Políticos que já foram polícias e parteiros


O Poder Local era o maior orgulho das conquistas do 25 de Abril de 1974. A Lei dos Compromissos veio pôr a nu uma realidade completamente oposta àquela que vivemos nos anos a seguir à revolução. O Poder Local perdeu prestígio e influência. Nalguns casos, ou em muitos casos, perdeu o respeito do povo e do Governo da nação. Caso para dizer, generalizando, que os autarcas na sua grande maioria passaram de bestiais a bestas; de gente ilustre a calhamaços.
Ninguém os ouve; eles próprios não se falam nem se ouvem uns aos outros. As autarquias não têm responsabilidade na situação crítica que o país atravessa.

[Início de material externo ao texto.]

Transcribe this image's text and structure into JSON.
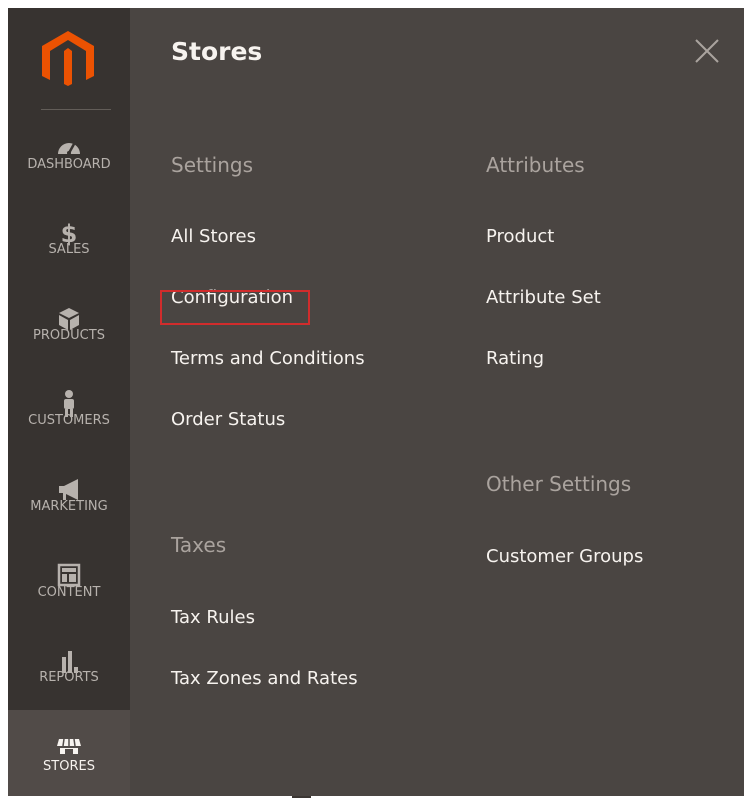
{
  "brand": {
    "logo": "magento-logo-icon"
  },
  "sidebar": {
    "items": [
      {
        "label": "DASHBOARD",
        "icon": "dashboard-icon",
        "active": false
      },
      {
        "label": "SALES",
        "icon": "dollar-icon",
        "active": false
      },
      {
        "label": "PRODUCTS",
        "icon": "cube-icon",
        "active": false
      },
      {
        "label": "CUSTOMERS",
        "icon": "person-icon",
        "active": false
      },
      {
        "label": "MARKETING",
        "icon": "megaphone-icon",
        "active": false
      },
      {
        "label": "CONTENT",
        "icon": "layout-icon",
        "active": false
      },
      {
        "label": "REPORTS",
        "icon": "bar-chart-icon",
        "active": false
      },
      {
        "label": "STORES",
        "icon": "store-icon",
        "active": true
      }
    ]
  },
  "panel": {
    "title": "Stores",
    "close_icon": "close-icon",
    "settings": {
      "title": "Settings",
      "links": [
        "All Stores",
        "Configuration",
        "Terms and Conditions",
        "Order Status"
      ]
    },
    "taxes": {
      "title": "Taxes",
      "links": [
        "Tax Rules",
        "Tax Zones and Rates"
      ]
    },
    "attributes": {
      "title": "Attributes",
      "links": [
        "Product",
        "Attribute Set",
        "Rating"
      ]
    },
    "other_settings": {
      "title": "Other Settings",
      "links": [
        "Customer Groups"
      ]
    }
  },
  "colors": {
    "sidebar_bg": "#373330",
    "panel_bg": "#4a4542",
    "active_bg": "#514b48",
    "accent": "#eb5202",
    "highlight_border": "#d12c2c"
  }
}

Há autarcas irresponsáveis, manhosos, lunáticos, analfabetos e corruptos. Mas muito poucos fizeram mal ao país. Os bons são uma grande maioria. Sabem defender os interesses das suas populações e, melhor do que isso, sabem investir o dinheiro do orçamento no crescimento das suas terras. Um negócio de um Governo, ou de um ministro, como é o caso do Freeport ou dos submarinos, é mais grave que noventa e nove por cento dos maus negócios dos maus autarcas.
Como é que é possível os autarcas, que na sua grande maioria fazem parte dos partidos do poder, se tenham deixado entalar por este Governo ao ponto de, no meio de todo o esplendor que são os grandes ministérios, onde há milhares de funcionários a ganhar brutos vencimentos sem porem os pés no emprego, as autarquias passarem a instituições miseráveis?
Voltamos ao país envergonhado, com as unhas sujas e com a barba por fazer; ao país que precisa de fechar-se por dentro e correr as cortinas; voltamos à época de servir não quem se respeita mas quem se vê no Poder, como escreveu o Eça.
O país está cheio de políticos que já foram polícias e parteiros, investigadores e contrabandistas. Chega de miséria franciscana.

Estou a chegar a casa depois de uma tarde de praia no areal do Tejo e não vejo a minha rua tão suja como o Largo do Rossio em Lisboa; nem o cheiro a mijo junto ao Pelourinho da minha aldeia se compara com o cheiro a esgoto na Praça do Comércio que depois sobe a Rua do Ouro e ainda se cheira no Chiado.

Se o presidente da Câmara de Ourém tem tantos turistas no Santuário de Fátima como aqueles que se espalham por toda a cidade de Lisboa durante um ano, faz sentido que os lisboetas e os políticos de Lisboa possam mijar pró Tejo e nós aqui nem possamos mijar fora do penico quanto mais para o ribeiro que nasce no meio do mato?